Erik Igelström

R packages for reading and writing data

This is part of a series of posts about which R package to use for various tasks.

(Accessibility note: When I’ve mentioned a package that’s available on CRAN, I’ve included a badge (from METACRAN) showing how many monthly downloads the package has. There’s no good way to make these accessible, and I thought the nicest experience for screen reader users might be to ignore them entirely, so I’ve given them empty alt attributes.)

Microsoft Excel

Short answer: Use readxl.

More details: “Compared to many of the existing packages (e.g. gdata, xlsx, xlsReadWrite) readxl has no external dependencies, so it’s easy to install and use on all operating systems.” (source) xlsx in particular depends on a Java library; openxlsx does not, but is less popular than readxl.

JSON

Short answer: Use jsonlite. It’s by far the most popular.

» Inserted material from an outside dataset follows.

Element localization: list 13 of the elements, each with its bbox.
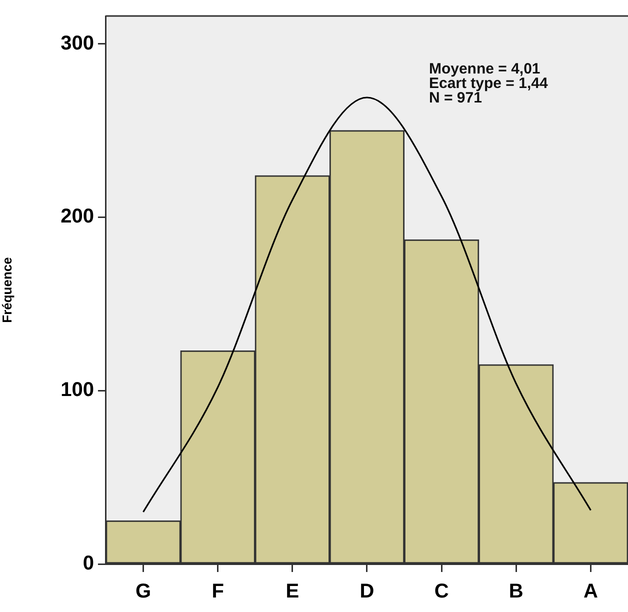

More details: This article has some feature comparisons and performance benchmarks – the main caveat of note is that rjson seems to be faster (at the expense of some features), so it might be better if performance is really important.

XML

Depends on your needs. xml2 is newer and more modern, but XML has more functions for parsing special kinds of XML files, e.g. xmlToDataFrame for simple table-like structures (I think), and readKeyValueDB to read plist files.

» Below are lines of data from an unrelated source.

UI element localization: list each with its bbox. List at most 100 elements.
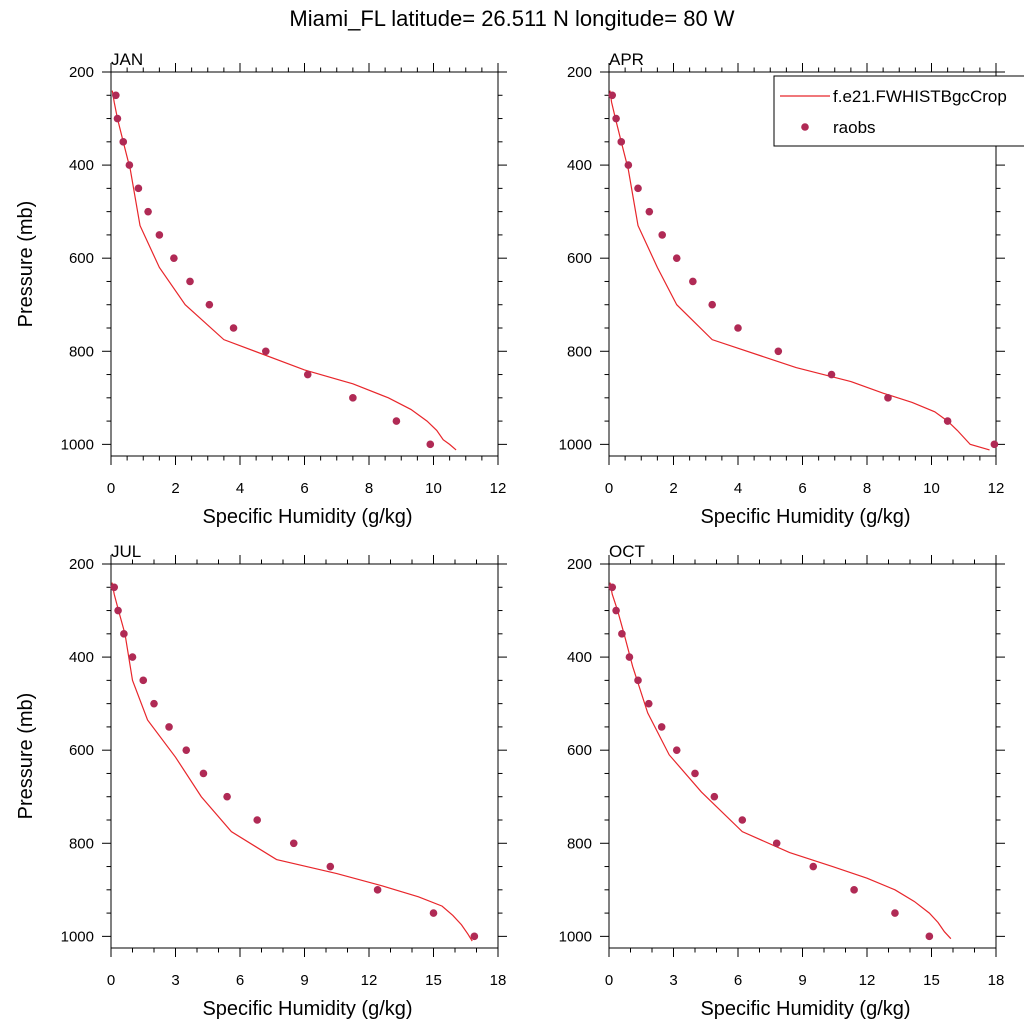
raobs-point xyxy=(119,138,128,146)
x-axis-label: Specific Humidity (g/kg) xyxy=(700,506,910,528)
x-tick-label: 4 xyxy=(734,480,742,497)
raobs-point xyxy=(634,676,642,685)
y-tick-label: 800 xyxy=(69,835,94,852)
panel-title: JAN xyxy=(111,50,143,69)
x-tick-label: 12 xyxy=(361,972,378,989)
raobs-point xyxy=(612,114,620,123)
raobs-point xyxy=(884,394,892,402)
x-tick-label: 18 xyxy=(490,972,507,989)
raobs-point xyxy=(710,792,719,801)
raobs-point xyxy=(608,583,617,592)
raobs-point xyxy=(112,91,120,100)
y-tick-label: 800 xyxy=(567,343,592,360)
raobs-point xyxy=(850,886,858,894)
raobs-point xyxy=(470,932,479,941)
raobs-point xyxy=(734,324,742,332)
raobs-point xyxy=(658,231,667,239)
raobs-point xyxy=(155,231,164,239)
panels-group: JAN 0 2 4 6 8 10 12 200 400 600 800 1000 Specific Hum… xyxy=(15,50,1005,1020)
x-tick-label: 15 xyxy=(923,972,940,989)
legend-obs-label: raobs xyxy=(833,118,876,137)
y-axis-label: Pressure (mb) xyxy=(15,693,37,820)
raobs-point xyxy=(144,207,152,216)
panel-title: APR xyxy=(609,50,644,69)
x-tick-label: 6 xyxy=(300,480,308,497)
x-tick-label: 6 xyxy=(798,480,806,497)
figure-title: Miami_FL latitude= 26.511 N longitude= 8… xyxy=(289,6,734,31)
legend-obs-marker-swatch xyxy=(801,123,809,131)
x-tick-label: 15 xyxy=(425,972,442,989)
raobs-point xyxy=(827,370,836,379)
raobs-point xyxy=(150,699,158,708)
raobs-point xyxy=(774,347,783,356)
x-tick-label: 0 xyxy=(605,972,613,989)
raobs-point xyxy=(128,653,137,661)
raobs-point xyxy=(326,862,335,871)
x-axis-label: Specific Humidity (g/kg) xyxy=(202,506,412,528)
legend-model-label: f.e21.FWHISTBgcCrop xyxy=(833,87,1007,106)
raobs-point xyxy=(253,816,261,824)
x-tick-label: 4 xyxy=(236,480,244,497)
legend: f.e21.FWHISTBgcCrop raobs xyxy=(773,75,1024,147)
raobs-point xyxy=(618,630,626,638)
panel-jul: JUL 0 3 6 9 12 15 18 200 400 600 800 1000 Specific Hu… xyxy=(15,542,507,1020)
raobs-point xyxy=(672,746,681,754)
x-tick-label: 6 xyxy=(734,972,742,989)
raobs-point xyxy=(689,277,697,286)
raobs-point xyxy=(165,723,173,731)
y-tick-label: 200 xyxy=(567,64,592,81)
y-tick-label: 600 xyxy=(69,250,94,267)
x-tick-label: 2 xyxy=(171,480,179,497)
raobs-point xyxy=(608,91,617,100)
x-tick-label: 0 xyxy=(107,480,115,497)
plot-frame xyxy=(608,563,997,949)
raobs-point xyxy=(373,886,382,894)
raobs-point xyxy=(223,792,231,801)
raobs-point xyxy=(170,254,178,262)
y-tick-label: 800 xyxy=(567,835,592,852)
y-tick-label: 400 xyxy=(567,649,592,666)
x-axis-label: Specific Humidity (g/kg) xyxy=(202,998,412,1020)
y-tick-label: 800 xyxy=(69,343,94,360)
raobs-point xyxy=(644,699,653,708)
y-tick-label: 200 xyxy=(69,556,94,573)
raobs-point xyxy=(891,909,899,917)
x-tick-label: 12 xyxy=(988,480,1005,497)
raobs-point xyxy=(809,862,818,871)
raobs-point xyxy=(738,816,747,824)
x-tick-label: 9 xyxy=(798,972,806,989)
y-tick-label: 600 xyxy=(69,742,94,759)
y-tick-label: 400 xyxy=(69,649,94,666)
x-tick-label: 12 xyxy=(490,480,507,497)
raobs-point xyxy=(708,300,716,309)
raobs-point xyxy=(645,207,654,216)
raobs-point xyxy=(392,417,401,425)
x-tick-label: 10 xyxy=(425,480,442,497)
y-tick-label: 200 xyxy=(69,64,94,81)
x-tick-label: 8 xyxy=(365,480,373,497)
panel-jan: JAN 0 2 4 6 8 10 12 200 400 600 800 1000 Specific Hum… xyxy=(15,50,507,528)
raobs-point xyxy=(120,630,128,638)
x-tick-label: 18 xyxy=(988,972,1005,989)
raobs-point xyxy=(199,769,208,778)
y-tick-label: 1000 xyxy=(559,436,592,453)
y-tick-label: 1000 xyxy=(61,436,94,453)
raobs-point xyxy=(303,370,312,379)
y-tick-label: 200 xyxy=(567,556,592,573)
raobs-point xyxy=(125,161,134,169)
x-tick-label: 3 xyxy=(669,972,677,989)
raobs-point xyxy=(205,300,214,309)
raobs-point xyxy=(634,184,642,193)
plot-frame xyxy=(110,563,499,949)
raobs-point xyxy=(617,138,626,146)
x-tick-label: 8 xyxy=(863,480,871,497)
panel-title: JUL xyxy=(111,542,141,561)
raobs-point xyxy=(262,347,270,356)
raobs-point xyxy=(657,723,666,731)
raobs-point xyxy=(772,839,781,848)
y-tick-label: 600 xyxy=(567,250,592,267)
raobs-point xyxy=(289,839,298,848)
y-tick-label: 600 xyxy=(567,742,592,759)
raobs-point xyxy=(134,184,143,193)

Data from URLs/API endpoints

To download any file and save it as a local file, you can use the built-in download.file() function. If you just want to keep the text as a character vector in memory: you should probably use httr. Older sources might recommend RCurl, but it doesn’t support newer versions of TLS, which will prevent you from downloading from many websites (e.g. GitHub).

Some packages for reading specific text formats (e.g. jsonlite, xml2) can also take URLs as input, bypassing the need for a separate package.